Best Babies Zone
“Best Babies Zone” is part two of a two-part series on life course theory. To read part one, click here.
Over the last two centuries, the improvement of medicine, nutrition, and childcare resources has drastically reduced the infant mortality rate in the United States. Due to this major decline, birth outcomes, or the health of a baby at birth, have taken a backseat, in many ways, to other issues affecting the health of a community. While there is a positive trend in reducing infant mortality overall, a CDC study done in 2013 shows that a child born to an African American mother is twice as likely to die as a child born to a Caucasian mother. Racial disparity such as this indicates serious problems facing communities nationwide. Fortunately, UC Berkeley’s School of Public health is partnered with a revolutionary organization working to address this issue.
The Best Babies Zone is a community health organization with the objective of improving birth outcomes within communities suffering from racial and economic disparities in maternal and child health. This organization can be set apart from most any other, for it operates on a fundamentally different approach employing the ideas of life course theory.
As defined by Cheri Pies, the principle investigator at Best Babies Zone, “The life course perspective is a way of looking at life, not as disconnected stages, but as an integrated continuum.” A life course approach to health issues addresses the wide spectrum of components that contribute to the health of an individual and in turn a community. This differs from the traditional health care approach that attempts to treat specific health problems that have arisen in a population. Instead, Best Babies Zone wants to “cultivate a public health social movement within each city to rally community action aimed at improving the social determinants of health, birth outcomes, and ultimately the quality of life overall in the zone,” Pies said in a lecture given to at the University of Alabama. Just as modern medicine has exhibited a trend toward preventative care as opposed to treatment, the future of public health lies in the application of life course theory.
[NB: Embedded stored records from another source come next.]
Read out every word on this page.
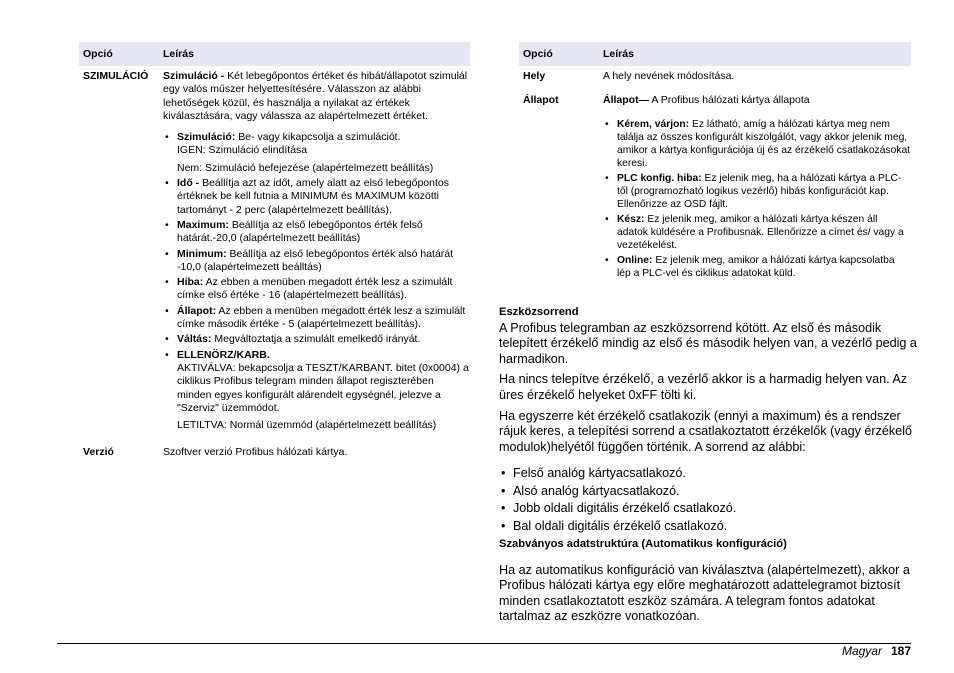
Opció	Leírás
SZIMULÁCIÓ	Szimuláció - Két lebegőpontos értéket és hibát/állapotot szimulál egy valós műszer helyettesítésére. Válasszon az alábbi lehetőségek közül, és használja a nyilakat az értékek kiválasztására, vagy válassza az alapértelmezett értéket.

• Szimuláció: Be- vagy kikapcsolja a szimulációt.
IGEN: Szimuláció elindítása

Nem: Szimuláció befejezése (alapértelmezett beállítás)

• Idő - Beállítja azt az időt, amely alatt az első lebegőpontos értéknek be kell futnia a MINIMUM és MAXIMUM közötti tartományt - 2 perc (alapértelmezett beállítás).
• Maximum: Beállítja az első lebegőpontos érték felső határát.-20,0 (alapértelmezett beállítás)
• Minimum: Beállítja az első lebegőpontos érték alsó határát -10,0 (alapértelmezett beálltás)
• Hiba: Az ebben a menüben megadott érték lesz a szimulált címke első értéke - 16 (alapértelmezett beállítás).
• Állapot: Az ebben a menüben megadott érték lesz a szimulált címke második értéke - 5 (alapértelmezett beállítás).
• Váltás: Megváltoztatja a szimulált emelkedő irányát.
• ELLENÖRZ/KARB.
AKTIVÁLVA: bekapcsolja a TESZT/KARBANT. bitet (0x0004) a ciklikus Profibus telegram minden állapot regiszterében minden egyes konfigurált alárendelt egységnél, jelezve a "Szerviz" üzemmódot.

LETILTVA: Normál üzemmód (alapértelmezett beállítás)

Verzió	Szoftver verzió Profibus hálózati kártya.
Opció	Leírás
Hely	A hely nevének módosítása.
Állapot	Állapot— A Profibus hálózati kártya állapota

• Kérem, várjon: Ez látható, amíg a hálózati kártya meg nem találja az összes konfigurált kiszolgálót, vagy akkor jelenik meg, amikor a kártya konfigurációja új és az érzékelő csatlakozásokat keresi.
• PLC konfig. hiba: Ez jelenik meg, ha a hálózati kártya a PLC-től (programozható logikus vezérlő) hibás konfigurációt kap. Ellenőrizze az OSD fájlt.
• Kész: Ez jelenik meg, amikor a hálózati kártya készen áll adatok küldésére a Profibusnak. Ellenőrizze a címet és/ vagy a vezetékelést.
• Online: Ez jelenik meg, amikor a hálózati kártya kapcsolatba lép a PLC-vel és ciklikus adatokat küld.
Eszközsorrend

A Profibus telegramban az eszközsorrend kötött. Az első és második telepített érzékelő mindig az első és második helyen van, a vezérlő pedig a harmadikon.

Ha nincs telepítve érzékelő, a vezérlő akkor is a harmadig helyen van. Az üres érzékelő helyeket 0xFF tölti ki.

Ha egyszerre két érzékelő csatlakozik (ennyi a maximum) és a rendszer rájuk keres, a telepítési sorrend a csatlakoztatott érzékelők (vagy érzékelő modulok)helyétől függően történik. A sorrend az alábbi:

• Felső analóg kártyacsatlakozó.
• Alsó analóg kártyacsatlakozó.
• Jobb oldali digitális érzékelő csatlakozó.
• Bal oldali digitális érzékelő csatlakozó.
Szabványos adatstruktúra (Automatikus konfiguráció)

Ha az automatikus konfiguráció van kiválasztva (alapértelmezett), akkor a Profibus hálózati kártya egy előre meghatározott adattelegramot biztosít minden csatlakoztatott eszköz számára. A telegram fontos adatokat tartalmaz az eszközre vonatkozóan.

Magyar 187
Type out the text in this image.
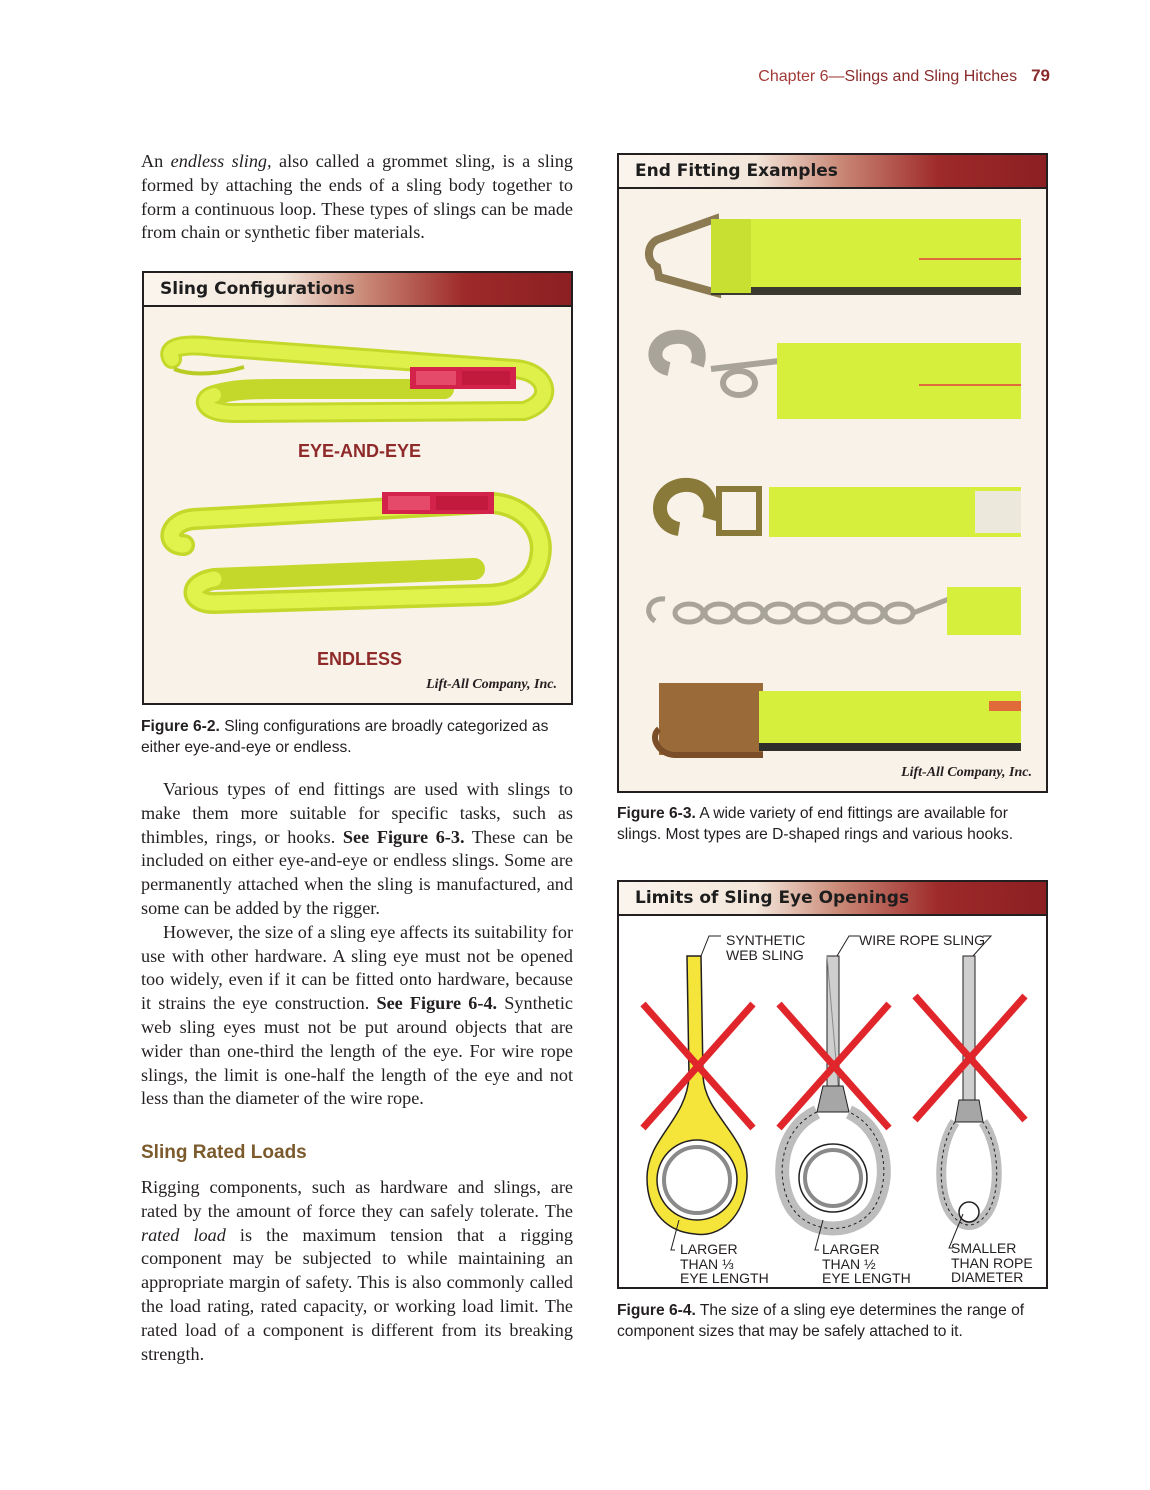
Chapter 6—Slings and Sling Hitches 79

An endless sling, also called a grommet sling, is a sling formed by attaching the ends of a sling body together to form a continuous loop. These types of slings can be made from chain or synthetic fiber materials.

Sling Configurations
EYE-AND-EYE
ENDLESS
Lift-All Company, Inc.
Figure 6-2. Sling configurations are broadly categorized as either eye-and-eye or endless.

Various types of end fittings are used with slings to make them more suitable for specific tasks, such as thimbles, rings, or hooks. See Figure 6-3. These can be included on either eye-and-eye or endless slings. Some are permanently attached when the sling is manufactured, and some can be added by the rigger.

However, the size of a sling eye affects its suitability for use with other hardware. A sling eye must not be opened too widely, even if it can be fitted onto hardware, because it strains the eye construction. See Figure 6-4. Synthetic web sling eyes must not be put around objects that are wider than one-third the length of the eye. For wire rope slings, the limit is one-half the length of the eye and not less than the diameter of the wire rope.

Sling Rated Loads

Rigging components, such as hardware and slings, are rated by the amount of force they can safely tolerate. The rated load is the maximum tension that a rigging component may be subjected to while maintaining an appropriate margin of safety. This is also commonly called the load rating, rated capacity, or working load limit. The rated load of a component is different from its breaking strength.

End Fitting Examples
Lift-All Company, Inc.
Figure 6-3. A wide variety of end fittings are available for slings. Most types are D-shaped rings and various hooks.
Limits of Sling Eye Openings
SYNTHETIC
WEB SLING
WIRE ROPE SLING
LARGER
THAN ⅓
EYE LENGTH
LARGER
THAN ½
EYE LENGTH
SMALLER
THAN ROPE
DIAMETER
Figure 6-4. The size of a sling eye determines the range of component sizes that may be safely attached to it.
The Best Babies Zone utilizes life course theory to empower community members and organizations across the nation through programs and events that focus on enriching four major facets of the community: economic development, education and early childhood, health services, and community systems. The closest Best Babies Zone is the community of Castlemont, a neighborhood located in Oakland. Pies, speaking on the issues facing Castlemont, said, “There is a 13 year difference in life expectancy between a child born in the Oakland Hills and a child born in Castlemont.” This demonstrates a health disparity propagated by economic inequality. The Best Babies Zone, in cooperation with local public health organizations such as Youth UpRising and Brighter Beginnings, has implemented a number of programs, such as a monthly community market, which enriches the local economy and promotes the work of local entrepreneurs who are geared towards addressing this disparity from a multitude of perspectives. Further activities include accessible home visits by a nurse for new babies, and parenting support in the form of educational opportunities.
The results of the work being done in Castlemont, as well as the other selected zones, have been positive and encouraging not only for the continuation of the program but for its expansion. Just this year, the W.K. Kellogg Foundation has decided to provide a grant of $1.4 million, specifically for expanding the reach and impact of the Best Babies Zone strategies to even more communities in need.